Somut olayda, davacının 09:00-20:00 saatleri arasında ve ayda 2 kez hafta tatillerinde banka ürünü sattığı kabul edilerek fazla çalışma alacağı hesaplanmıştır. Mahkemece davalı tarafından dosyaya sunulan ve davacı imzasını içeren giriş çıkış kayıtları ve bilgisayar log kayıtları değerlendirilmeden alacağın kabulü hatalıdır. Öte yandan hafta sonu çalışma fazla çalışma niteliğinde olacağından TİS 25-26 maddesi gereği bu kısım %100 fazlası ile hesaplanmalıdır. Yine primle çalışmada ücretin çıplak kısmı tahsil edildiğinden fazla çalışma alacağından sadece %50"lik zamlı kısım hüküm altına alınmalıdır. Mahkemece fazla çalışma alacağı 3"e bölünerek hesaplanmışsa da bu yöntem hatalı olup, primle fazla çalışma alacağı karşılaştırılmalı ve primin fazla çalışmayı karşılamaması halinde sadece aradaki farka hükmedilmelidir. Eksik inceleme ile fazla çalışma alacağı hakkında yazılı şekilde hüküm kurulması isabetli olmamıştır.

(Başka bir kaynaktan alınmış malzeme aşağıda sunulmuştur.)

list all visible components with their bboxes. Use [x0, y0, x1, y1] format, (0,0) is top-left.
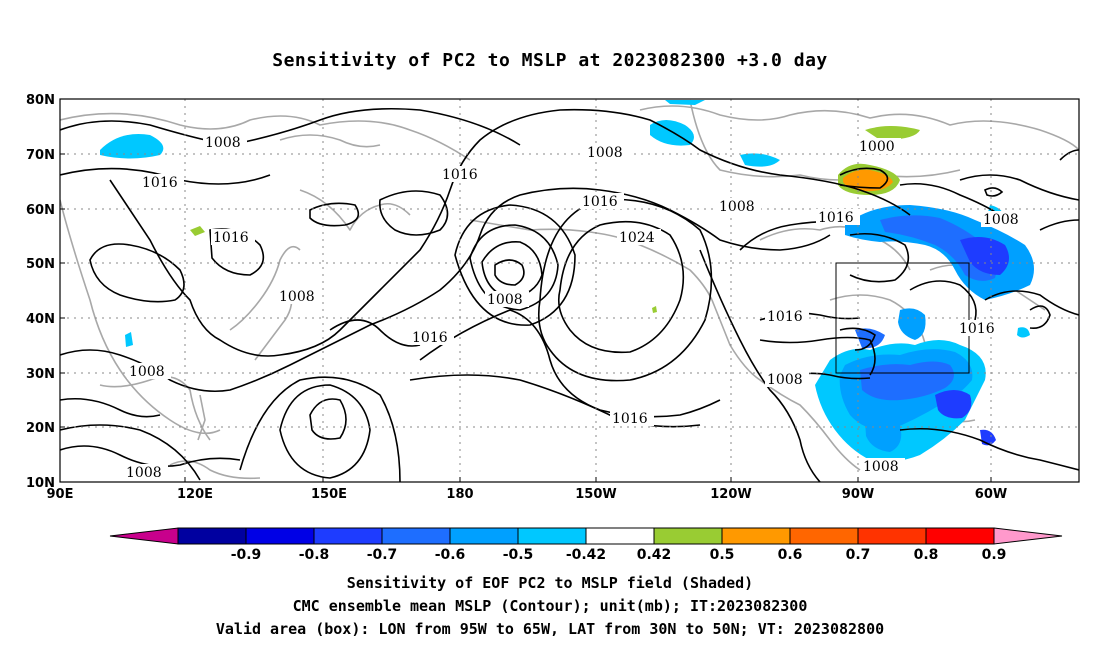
lat-lon-grid — [60, 99, 1079, 482]
svg-text:1016: 1016 — [767, 309, 803, 325]
svg-text:1016: 1016 — [959, 321, 995, 337]
svg-text:150W: 150W — [575, 487, 616, 502]
svg-text:1008: 1008 — [487, 292, 523, 308]
colorbar-swatch — [721, 527, 791, 545]
svg-text:60W: 60W — [975, 487, 1007, 502]
colorbar-swatch — [449, 527, 519, 545]
svg-text:120W: 120W — [710, 487, 751, 502]
colorbar-tick-label: 0.5 — [710, 547, 735, 563]
contour-labels: 1008 1016 1016 1008 1008 1016 1016 1024 … — [124, 134, 1025, 481]
svg-text:60N: 60N — [26, 203, 55, 218]
colorbar-tick-label: -0.42 — [566, 547, 606, 563]
colorbar-swatch — [925, 527, 995, 545]
svg-text:10N: 10N — [26, 476, 55, 491]
svg-text:1016: 1016 — [582, 194, 618, 210]
colorbar-low-arrow — [109, 527, 179, 545]
svg-text:1016: 1016 — [612, 411, 648, 427]
colorbar-swatch — [177, 527, 247, 545]
colorbar-swatch — [585, 527, 655, 545]
svg-text:1008: 1008 — [983, 212, 1019, 228]
colorbar-swatch — [517, 527, 587, 545]
colorbar-tick-label: 0.6 — [778, 547, 803, 563]
map-border — [59, 98, 1080, 483]
colorbar-tick-label: 0.8 — [914, 547, 939, 563]
svg-text:1016: 1016 — [442, 167, 478, 183]
colorbar-swatch — [653, 527, 723, 545]
colorbar-swatch — [381, 527, 451, 545]
colorbar-tick-label: 0.9 — [982, 547, 1007, 563]
colorbar-tick-label: -0.9 — [231, 547, 262, 563]
colorbar-swatch — [313, 527, 383, 545]
colorbar-swatch — [789, 527, 859, 545]
colorbar-tick-label: -0.5 — [503, 547, 534, 563]
colorbar-tick-label: -0.7 — [367, 547, 398, 563]
svg-text:90E: 90E — [47, 487, 74, 502]
caption-shading: Sensitivity of EOF PC2 to MSLP field (Sh… — [346, 574, 754, 592]
svg-text:30N: 30N — [26, 367, 55, 382]
svg-text:70N: 70N — [26, 148, 55, 163]
svg-text:50N: 50N — [26, 257, 55, 272]
svg-text:1008: 1008 — [719, 199, 755, 215]
svg-text:1008: 1008 — [126, 465, 162, 481]
caption-contour: CMC ensemble mean MSLP (Contour); unit(m… — [292, 597, 808, 615]
svg-text:1016: 1016 — [142, 175, 178, 191]
chart-title: Sensitivity of PC2 to MSLP at 2023082300… — [272, 50, 828, 71]
svg-text:1000: 1000 — [859, 139, 895, 155]
svg-text:120E: 120E — [177, 487, 213, 502]
svg-text:1024: 1024 — [619, 230, 655, 246]
svg-text:1008: 1008 — [279, 289, 315, 305]
colorbar-tick-label: 0.7 — [846, 547, 871, 563]
sensitivity-shading — [100, 100, 1034, 462]
svg-text:1008: 1008 — [129, 364, 165, 380]
colorbar: -0.9 -0.8 -0.7 -0.6 -0.5 -0.42 0.42 0.5 0.6 0.7 0.… — [109, 527, 1063, 563]
colorbar-tick-label: -0.6 — [435, 547, 466, 563]
valid-area-box — [835, 262, 970, 374]
axis-ticks — [60, 98, 992, 483]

4-Mahkemece davacının 06.03.2012 tarihli rapora itibarla 521,20 TL brüt prim alacağı bulunduğu kabul edilmiş ise de, primin ödeneceği tarihte işçinin çalışması şartı bulunmadığından, davalının 22.04.2013 tarihli yazısında davacının çalışsaydı 754,00 TL prim alabileceği belirtildiğinden bu miktarda prim alacağı bulunduğunun kabulü gerektiğinin gözetilmemesi de hatalıdır.
SONUÇ: Temyiz olunan kararın, yukarıda yazılı nedenlerle BOZULMASINA, peşin alınan temyiz harcının istek halinde taraflara iadesine, Yargıtay duruşmasında kendisini vekille temsil ettiren davalı yararına takdir olunan 1100,00 TL avukatlık ücretinin davacıdan alınarak davalıya verilmesine, 17.03.2015 gününde oybirliğiyle karar verildi.